Perbatasan pertama dalam strategi ini terkait dengan sengketa wilayah Taiwan dan Kepulauan Senkaku seperti yang dikenal di Jepang. Sambil melanjutkan aktivitas operasional udara dan lautnya yang mengelilingi Taiwan dan wilayah lintas selat, Tiongkok telah melakukan penetrasi ke Laut Cina Timur dan lebih jauh lagi hingga ke Pasifik Barat. Tiongkok yang semakin militeristik jelas telah menunjukkan kekuatannya kepada Taiwan sekaligus mengirimkan pesan kepada AS dan Jepang.

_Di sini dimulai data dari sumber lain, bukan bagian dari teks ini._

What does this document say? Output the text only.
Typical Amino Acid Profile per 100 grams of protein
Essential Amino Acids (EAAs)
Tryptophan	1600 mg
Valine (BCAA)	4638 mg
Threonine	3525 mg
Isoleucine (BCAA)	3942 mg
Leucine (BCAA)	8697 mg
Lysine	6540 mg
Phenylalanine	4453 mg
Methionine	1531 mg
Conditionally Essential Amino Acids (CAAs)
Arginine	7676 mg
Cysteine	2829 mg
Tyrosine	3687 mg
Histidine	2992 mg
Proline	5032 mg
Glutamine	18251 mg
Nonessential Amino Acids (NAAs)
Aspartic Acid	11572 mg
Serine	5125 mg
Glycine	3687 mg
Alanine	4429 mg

Dipersenjatai dengan dua kapal induk yaitu Liaoning dan Shandong dan armada kapal serta pesawat modern, tekanan keras Tiongkok terhadap Taiwan terkait erat dengan dedikasi Presiden Xi Jinping terhadap 'penyatuan kembali' 'provinsi yang memisahkan diri' tersebut. Pemerintah Tiongkok secara eksplisit menyatakan bahwa 'reunifikasi nasional adalah satu-satunya cara untuk menghindari risiko Taiwan diinvasi dan diduduki lagi oleh negara-negara asing dan untuk menggagalkan upaya kekuatan eksternal yaitu AS untuk membendung Tiongkok.'
Latihan Angkatan Laut dan Angkatan Udara Tentara Pembebasan Rakyat Tiongkok yang terus-menerus menandai peningkatan perang zona abu-abu Beijing di Selat Taiwan dan Kepulauan Senkaku dan bahkan di sekitar pangkalan militer AS di Okinawa dan Guam. Strategi Tiongkok termasuk menormalisasi klaim teritorial Beijing.

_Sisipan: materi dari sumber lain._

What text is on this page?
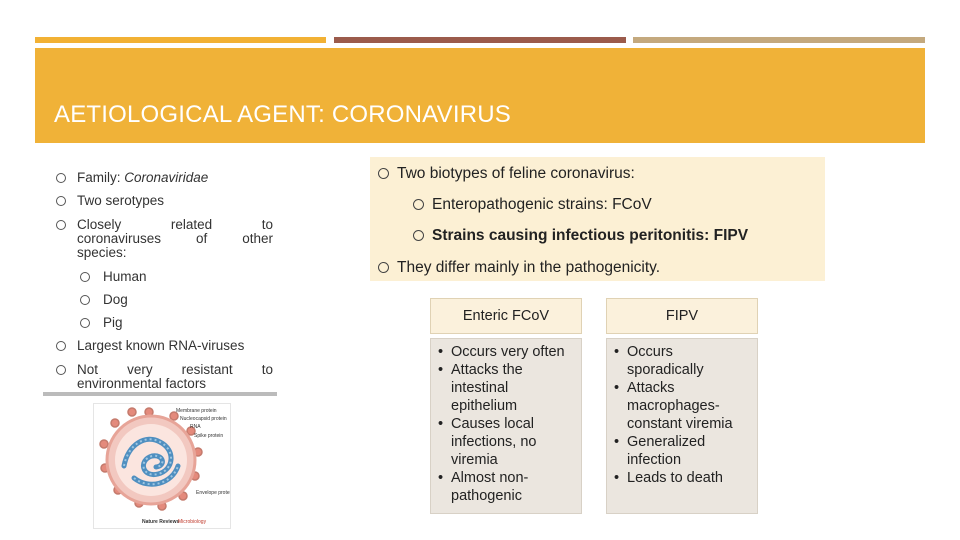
AETIOLOGICAL AGENT: CORONAVIRUS
Family: Coronaviridae
Two serotypes
Closely	related	to
coronaviruses	of	other
species:
Human
Dog
Pig
Largest known RNA-viruses
Not very resistant to
environmental factors
Membrane protein
Nucleocapsid protein
RNA
Spike protein
Envelope protein
Nature Reviews
Microbiology
Two biotypes of feline coronavirus:
Enteropathogenic strains: FCoV
Strains causing infectious peritonitis: FIPV
They differ mainly in the pathogenicity.
Enteric FCoV
• Occurs very often
• Attacks the intestinal epithelium
• Causes local infections, no viremia
• Almost non-pathogenic
FIPV
• Occurs sporadically
• Attacks macrophages- constant viremia
• Generalized infection
• Leads to death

Perbatasan kedua Beijing terkait dengan pulau-pulau buatannya yang dimiliterisasi di Laut Cina Selatan. Dengan dirilisnya peta 'standar baru' Tiongkok pada bulan Agustus, Beijing telah mengklaim wilayah perairan dan terumbu karang yang diperebutkan sehingga memperkuat 'sembilan garis putus-putus' di Laut Cina Selatan. Negara-negara tetangga Tiongkok termasuk India, Filipina, dan Vietnam sangat marah dengan peta baru tersebut.
Pada tahun 2016, pengadilan arbitrase memutuskan bahwa Beijing 'tidak memiliki dasar hukum' untuk 'klaim luas atas kedaulatan atas perairan' Laut Cina Selatan. Komunitas global pada saat itu berharap bahwa keputusan penting tersebut akan memaksa Tiongkok untuk mempertimbangkan kembali klaimnya dan menghormati hukum internasional.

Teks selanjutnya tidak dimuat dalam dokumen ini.